This new series highlights visionary figures and their contributions to science, research, and exploration. Daring American Heroes of Flight begins with the Wright Brothers and follows a chronological path covering aviation pioneers, including Bessie Coleman, Amelia Earhart, Neil Armstrong, and Sally Ride. Similarly, Inspiring African-American Inventors focuses on well-known African American visionaries, such as George Washington Carver, and lesser-known but important figures such as Jan E. Matzeliger, who invented the automated shoe-lasting machine, and Madam C. J. Walker, who developed a line of haircare products specifically for African Americans and became the first self-made female African American millionaire. The series, which also includes Brilliant African-American Scientists: Nine Exceptional Lives and Astonishing Ancient World Scientists: Eight Great Brains, follows a consistent format, with ten- to sixteen-page profiles covering the subject's early days, influences, and lasting contributions to his or her particular field.
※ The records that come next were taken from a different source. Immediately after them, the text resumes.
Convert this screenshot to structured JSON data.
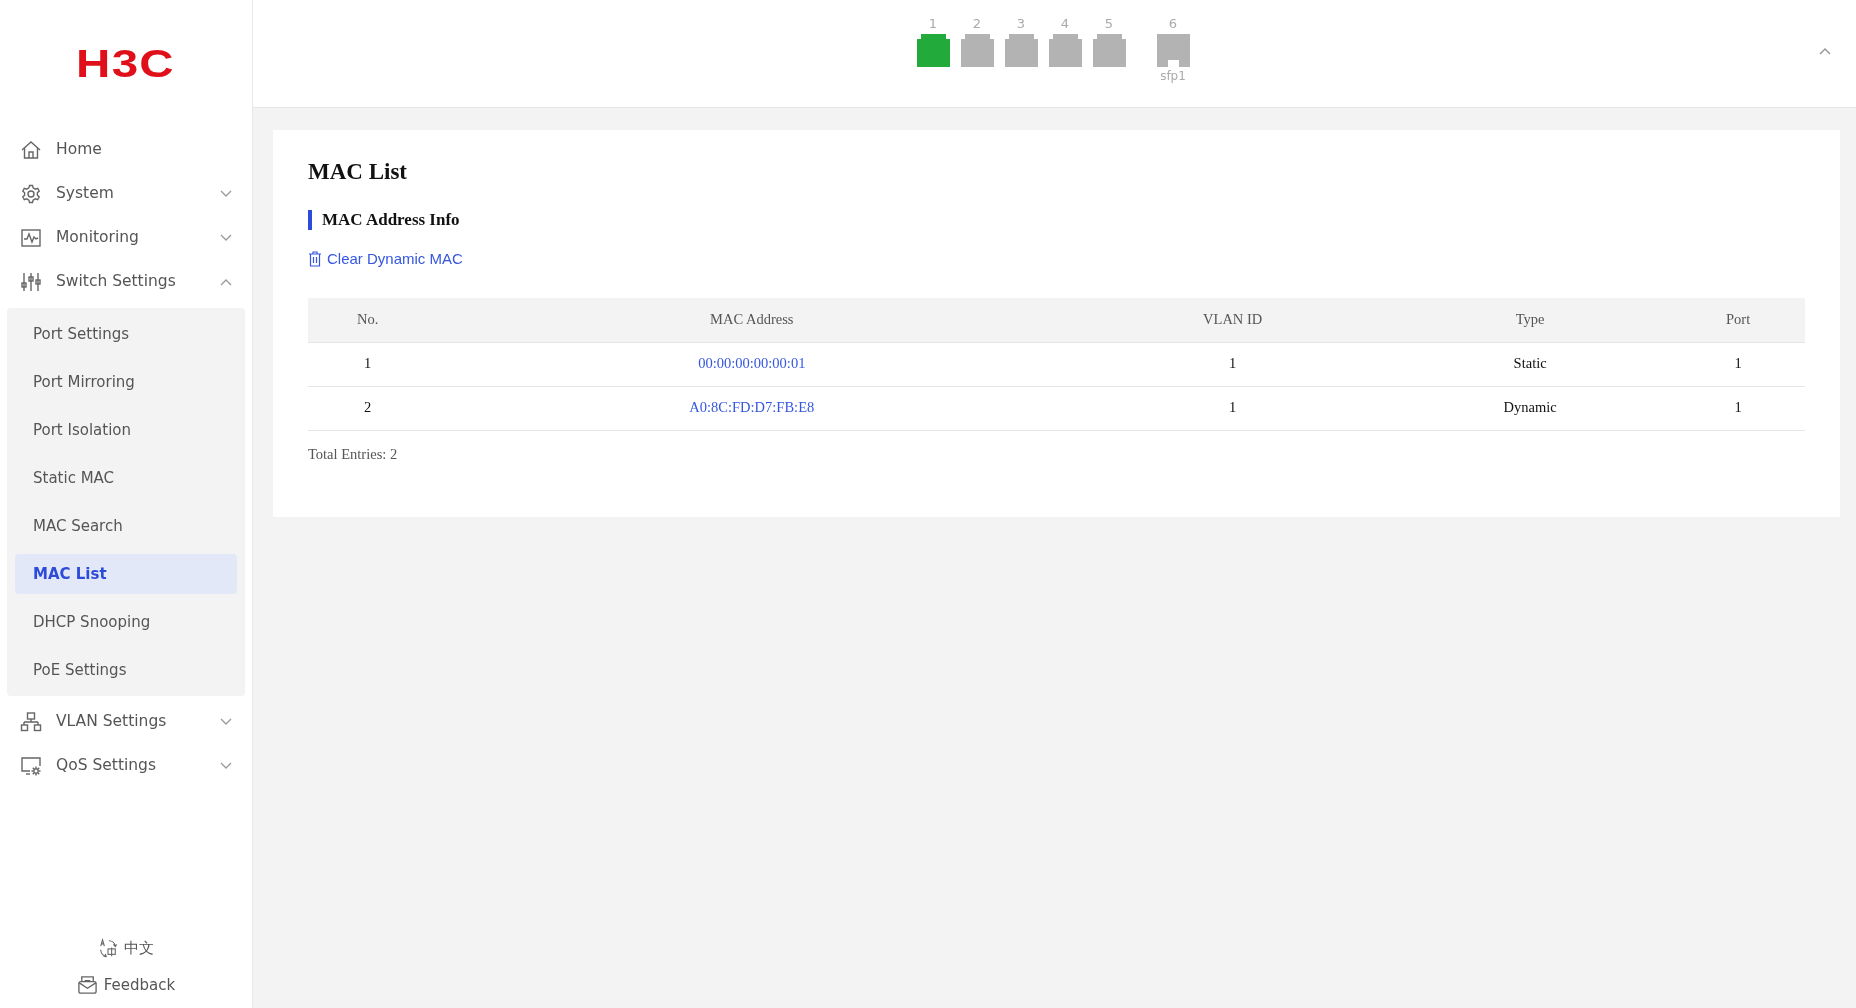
{
  "logo": "H3C",
  "sidebar": {
    "items": [
      {
        "label": "Home"
      },
      {
        "label": "System",
        "expanded": false
      },
      {
        "label": "Monitoring",
        "expanded": false
      },
      {
        "label": "Switch Settings",
        "expanded": true,
        "children": [
          {
            "label": "Port Settings",
            "selected": false
          },
          {
            "label": "Port Mirroring",
            "selected": false
          },
          {
            "label": "Port Isolation",
            "selected": false
          },
          {
            "label": "Static MAC",
            "selected": false
          },
          {
            "label": "MAC Search",
            "selected": false
          },
          {
            "label": "MAC List",
            "selected": true
          },
          {
            "label": "DHCP Snooping",
            "selected": false
          },
          {
            "label": "PoE Settings",
            "selected": false
          }
        ]
      },
      {
        "label": "VLAN Settings",
        "expanded": false
      },
      {
        "label": "QoS Settings",
        "expanded": false
      }
    ],
    "language": "中文",
    "feedback": "Feedback"
  },
  "ports": [
    {
      "number": "1",
      "kind": "rj45",
      "up": true
    },
    {
      "number": "2",
      "kind": "rj45",
      "up": false
    },
    {
      "number": "3",
      "kind": "rj45",
      "up": false
    },
    {
      "number": "4",
      "kind": "rj45",
      "up": false
    },
    {
      "number": "5",
      "kind": "rj45",
      "up": false
    },
    {
      "number": "6",
      "kind": "sfp",
      "up": false,
      "caption": "sfp1"
    }
  ],
  "page_title": "MAC List",
  "section_title": "MAC Address Info",
  "clear_button": "Clear Dynamic MAC",
  "table": {
    "columns": [
      "No.",
      "MAC Address",
      "VLAN ID",
      "Type",
      "Port"
    ],
    "rows": [
      [
        "1",
        "00:00:00:00:00:01",
        "1",
        "Static",
        "1"
      ],
      [
        "2",
        "A0:8C:FD:D7:FB:E8",
        "1",
        "Dynamic",
        "1"
      ]
    ]
  },
  "total": "Total Entries: 2"
}
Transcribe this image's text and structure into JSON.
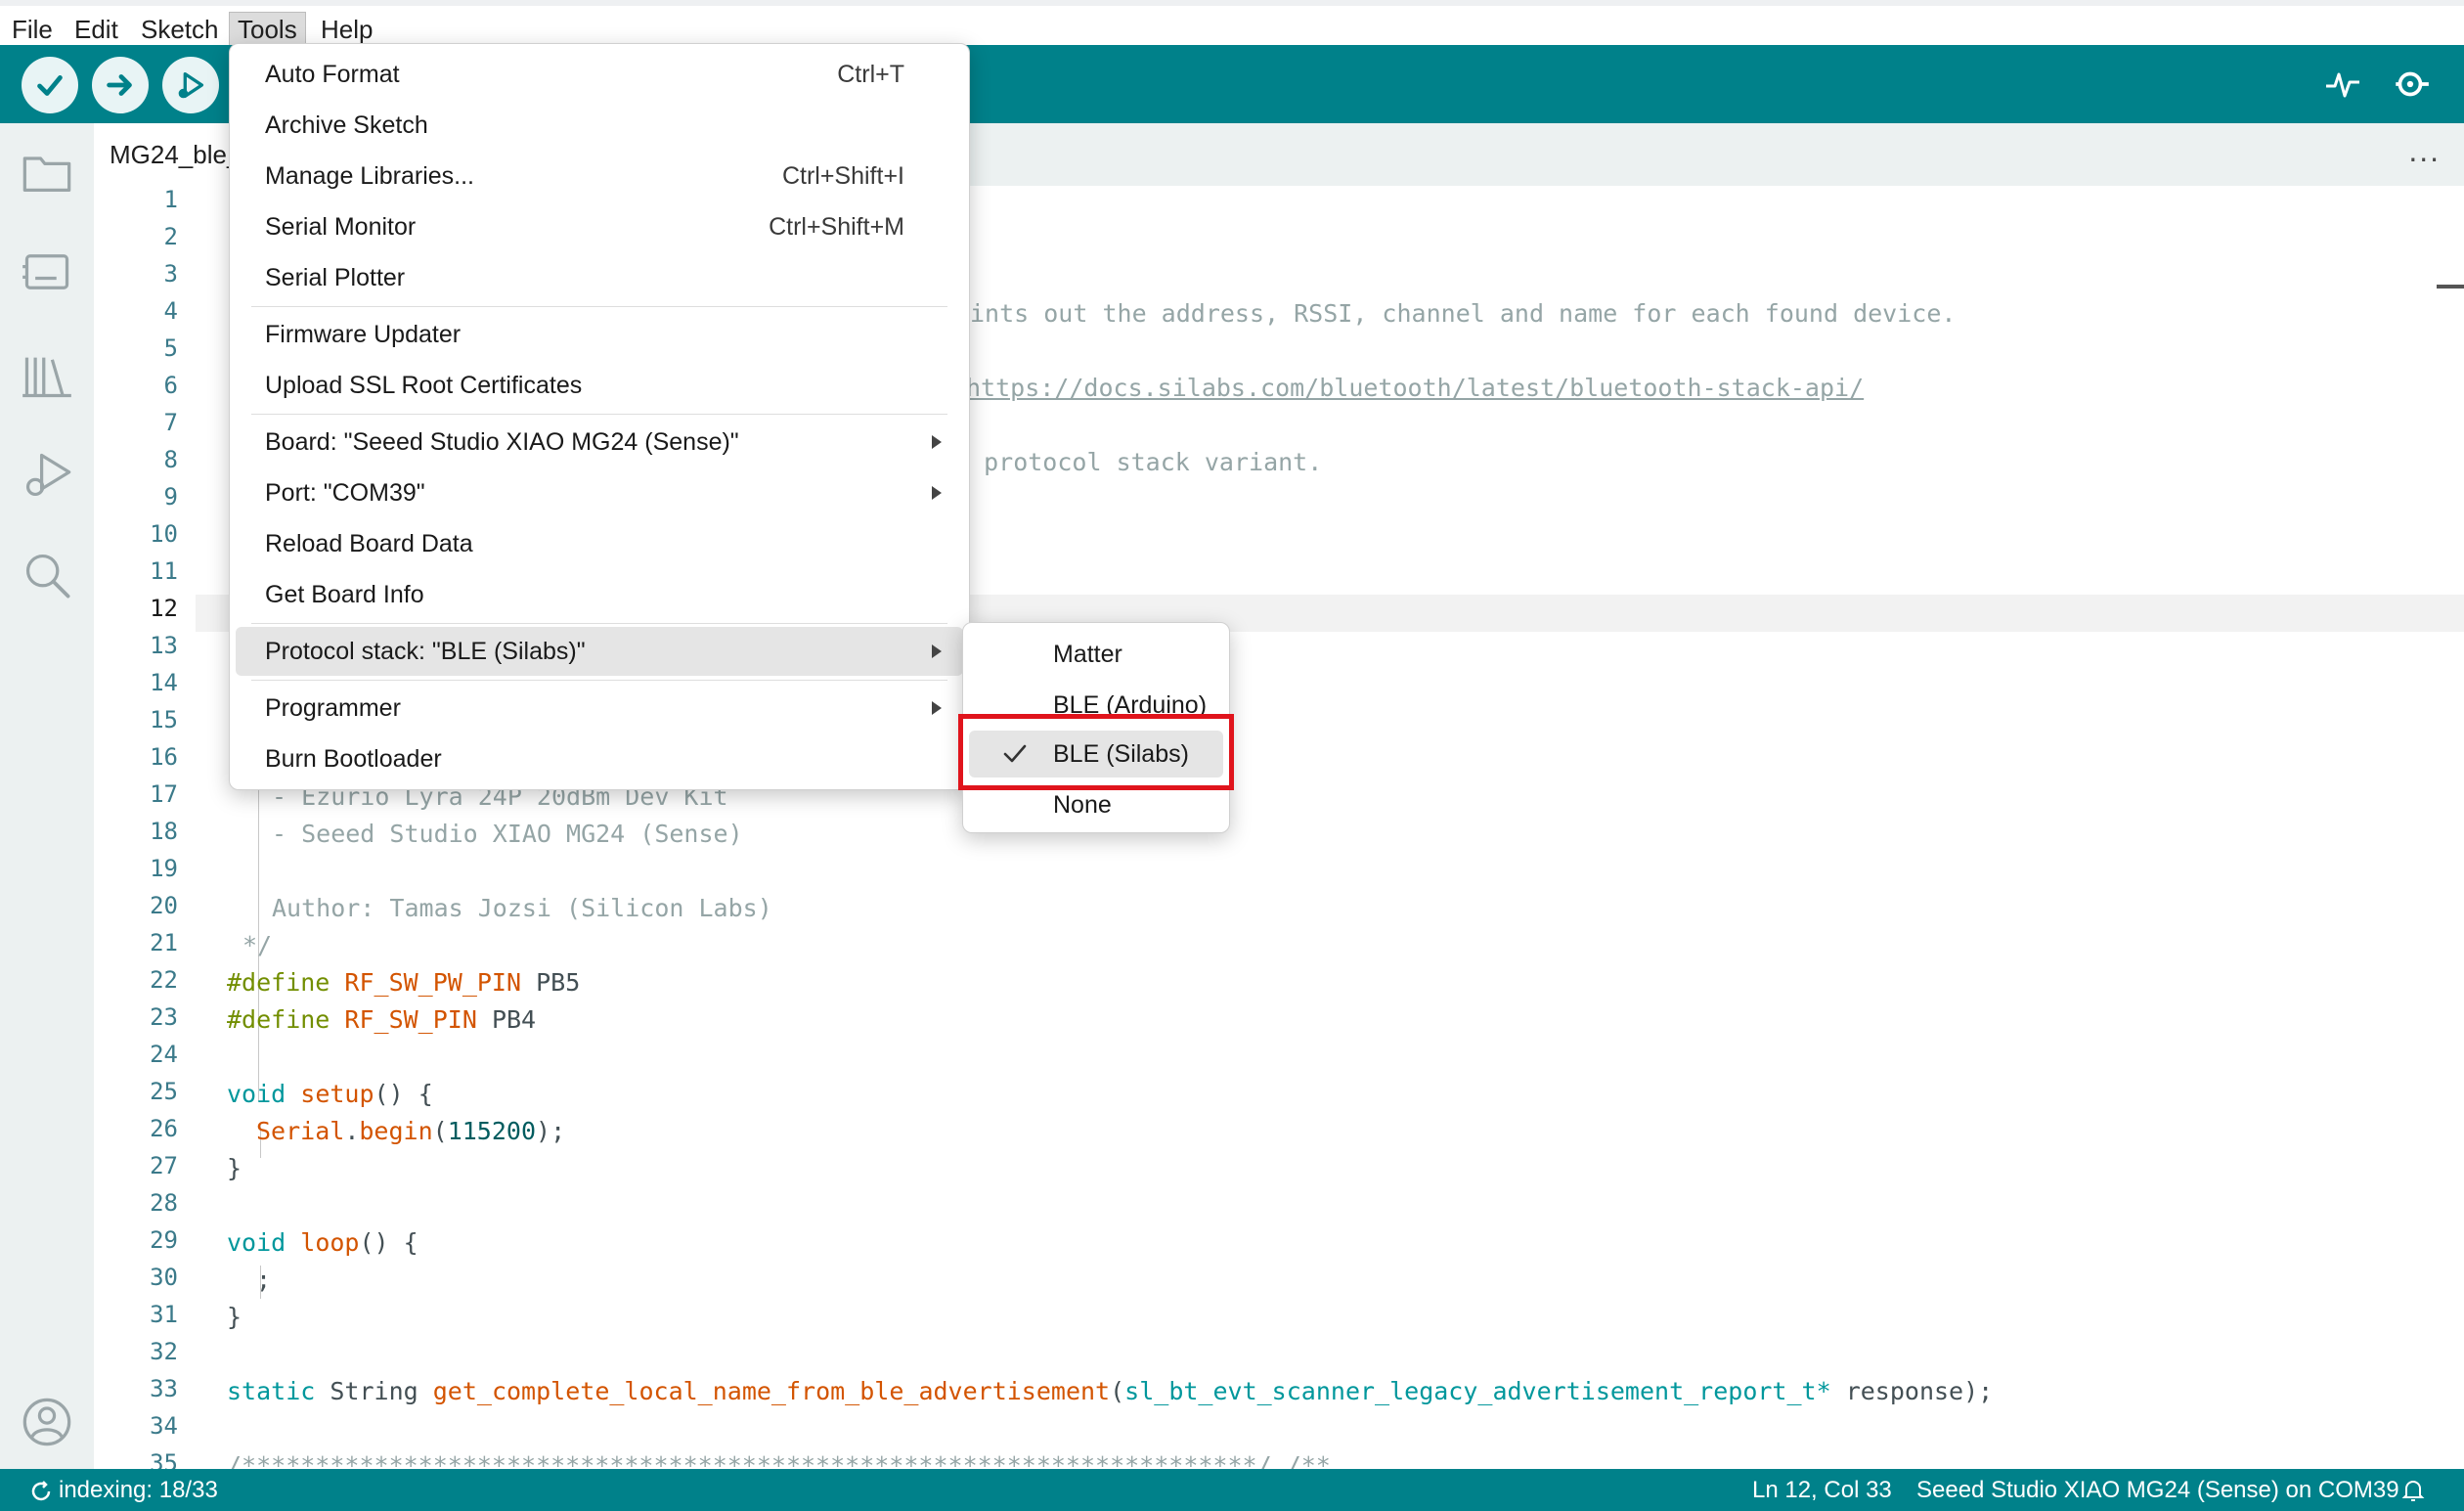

Each profile includes an individual "lifeline" chronology; photographs and other eye-catching graphics; and Web-site screenshots, some of which can be accessed via the publisher's MyReportLinks.com, whereas others must be accessed directly. Overall this series largely succeeds in providing information that is both useful and appealing. The publisher identifies the books as appropriate for sixth grade and up, but an upper limit of eighth or ninth grade would have been appropriate, as these books are too basic for most high school students. In addition, the labeling of Web sites as "approved" may be misleading to any student whose teacher has disallowed the use of the Internet for a given assignment. Nonetheless these books are useful and are to be commended for the diversity of subjects covered. As such, this series certainly belongs in middle school, junior high school, and public libraries. Reviewer: Amy Sisson
When I was growing up the only African-Americans that I remember being mentioned in civics class, social studies or history class were Booker T. Washington and George Washington Carver. I also knew of Madam C.J. Walker because, as a teenager, I worked part-time for a man who sold her products. On top of that most of these courses only had about one or two sentences about their accomplishments. I hated these courses because I knew there was more to African-American history than I was being exposed to in school. My own sense told me that there were other African- Americans who had done great things. It is nice to see books such as this providing information about African-Americans inventors like Lonnie Johnson, who worked for NASA and who invented the Super Soaker toy gun, and Dr. Patricia E. Bath, who invented the laserphaco which is used to treat cataracts. Thank you Dr. Bath. Your invention removed my cataracts. An important feature of this book is the "Report Links," Internet sites that provides up-to-date document sources and pictures, valuable to anyone doing research or writing a report on African-American inventors. Part of the "Great Scientists and Famous Inventors" series. Reviewer: Leila Toledo
Gr 4-8–These eclectic collective biographies cover eight or nine scientists each. The 10-to-15-page entries include basic personal information but concentrate on career achievements, such as Al-Khwarizmi's documentation of practical uses of algebra (Ancient World Scientists) and George Washington Carver's work on crop rotation (African-American Inventors). An important aspect of each entry is the list of relevant Web sites that can be accessed through the publisher's site and that will be maintained until at least 2014. Overall, this series provides some solid information about well-known and lesser-known individuals important in their fields.